When N=W then the database will always write every copy before returning control to the client – this is more or less what traditional databases do when implementing synchronous replication. If you are more concerned about write performance than read performance, then you can set W=1, R=N. Then each read must access all copies to determine which is correct, but each write only has to touch a single copy of the data.
Most NoSQL databases use N>W>1: more than one write must complete, but not all nodes need to be updated immediately. You can increase the level of consistency in roughly three stages:
- If R=1, then the database will accept whatever value it reads first. This might be out of date if not all updates have propagated through the system.
- If R>1 then the database will more than one value and pick either the most recent (or “correct”) value.
- If W+R>N, then a read will always retrieve the latest value, although it may be mixed in with “older” values. In other words, the number of copies you write and the number of copies you read is high enough to guarantee that you’ll always have at least one copy of the latest version in your read set. This is sometimes referred to as quorum assembly.

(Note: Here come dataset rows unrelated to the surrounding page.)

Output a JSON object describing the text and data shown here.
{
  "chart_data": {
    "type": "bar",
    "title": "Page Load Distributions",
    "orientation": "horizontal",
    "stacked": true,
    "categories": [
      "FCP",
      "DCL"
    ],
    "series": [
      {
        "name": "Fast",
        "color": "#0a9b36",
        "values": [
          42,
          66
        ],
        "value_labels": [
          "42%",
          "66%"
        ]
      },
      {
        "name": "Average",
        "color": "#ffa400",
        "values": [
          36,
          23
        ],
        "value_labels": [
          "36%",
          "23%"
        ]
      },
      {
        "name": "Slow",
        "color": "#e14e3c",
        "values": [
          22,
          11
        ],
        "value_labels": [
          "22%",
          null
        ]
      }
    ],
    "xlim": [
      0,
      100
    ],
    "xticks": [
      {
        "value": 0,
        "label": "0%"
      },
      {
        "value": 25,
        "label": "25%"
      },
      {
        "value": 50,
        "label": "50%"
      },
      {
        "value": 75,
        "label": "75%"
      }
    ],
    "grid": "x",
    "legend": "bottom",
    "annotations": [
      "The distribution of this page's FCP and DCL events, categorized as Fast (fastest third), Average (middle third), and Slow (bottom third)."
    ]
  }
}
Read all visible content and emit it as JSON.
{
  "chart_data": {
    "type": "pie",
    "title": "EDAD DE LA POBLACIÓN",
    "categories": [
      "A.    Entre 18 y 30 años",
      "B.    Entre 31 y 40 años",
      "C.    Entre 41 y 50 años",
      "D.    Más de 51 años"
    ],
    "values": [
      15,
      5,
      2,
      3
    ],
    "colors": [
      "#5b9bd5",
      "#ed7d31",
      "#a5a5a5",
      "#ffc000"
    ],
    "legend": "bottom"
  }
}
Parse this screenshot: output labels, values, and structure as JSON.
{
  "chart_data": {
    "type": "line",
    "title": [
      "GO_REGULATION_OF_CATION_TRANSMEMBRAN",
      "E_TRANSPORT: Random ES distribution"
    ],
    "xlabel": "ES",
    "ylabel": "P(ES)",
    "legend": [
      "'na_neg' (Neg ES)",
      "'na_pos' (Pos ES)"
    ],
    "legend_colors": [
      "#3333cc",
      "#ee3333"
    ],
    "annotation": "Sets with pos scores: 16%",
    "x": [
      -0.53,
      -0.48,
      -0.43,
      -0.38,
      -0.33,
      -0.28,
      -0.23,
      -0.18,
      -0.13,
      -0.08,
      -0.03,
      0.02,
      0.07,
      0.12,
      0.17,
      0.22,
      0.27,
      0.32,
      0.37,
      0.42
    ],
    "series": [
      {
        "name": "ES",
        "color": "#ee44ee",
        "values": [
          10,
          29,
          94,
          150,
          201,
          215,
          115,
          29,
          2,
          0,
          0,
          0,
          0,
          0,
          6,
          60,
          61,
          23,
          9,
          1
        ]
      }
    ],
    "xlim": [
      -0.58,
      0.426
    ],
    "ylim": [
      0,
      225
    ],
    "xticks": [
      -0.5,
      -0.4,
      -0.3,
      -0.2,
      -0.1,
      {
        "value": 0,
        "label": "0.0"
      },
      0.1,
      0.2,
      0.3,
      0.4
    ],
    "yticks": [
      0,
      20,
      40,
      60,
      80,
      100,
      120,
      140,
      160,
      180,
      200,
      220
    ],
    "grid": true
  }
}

|W=N R=1||Read optimized strong consistency|
|W=1 R=N||Write optimized strong consistency|
|W+R<=N||Weak eventual consistency. A read might not see latest update|
|W+R>N||Strong consistency through quorum assembly. A read will see at least one copy of the most recent update|
NoSQL databases generally try hard to be as consistent as possible, even when configured for weaker consistency. For instance, the read repair algorithm is often implemented to improve consistency when R=1. Although the application does not wait for all the copies of a data item to be read, the database will read all known copies in the background after responding to the initial request. If the application asks for the data item again, it will therefore see the latest version.
NoSQL databases can seem simplistic in some respects, but there’s a lot of really clever algorithms going on behind the scenes. For example, the vector clock algorithm can be used to ensure that updates are processed in order (monotonic consistency).
With vector clocks, each node participating in the cluster maintains an change number (or event count) similar to the System Change Number used in some RDBMSs. The “vector” is a list including the current node’s change number as well as the change numbers that have been received from other nodes. When an update is transmitted, the vector is included with the update and the receiving node compares that vector with other vectors that have been received to determine if updates are being received out of sequence. Out of sequence updates can be held until the preceding updates appear.
I found vector clocks hard to understand until I read the description in Operating Systems: Concurrent and Distributed Software Design by Jean Bacon and Tim Harris (Addison-Wesley).
A lot of the eeventually consistent concepts were best articulated by Amazon in Verner Vogels’ Eventually Consistent paper and in Amazon’s paper on the Dynamo eeventually consistent key-value store. Dynamo implements most of the ideas above, and is the inspiration for several well known NoSQL datastores including Voldemort and – together with Google’s BigTable specification – Cassandra.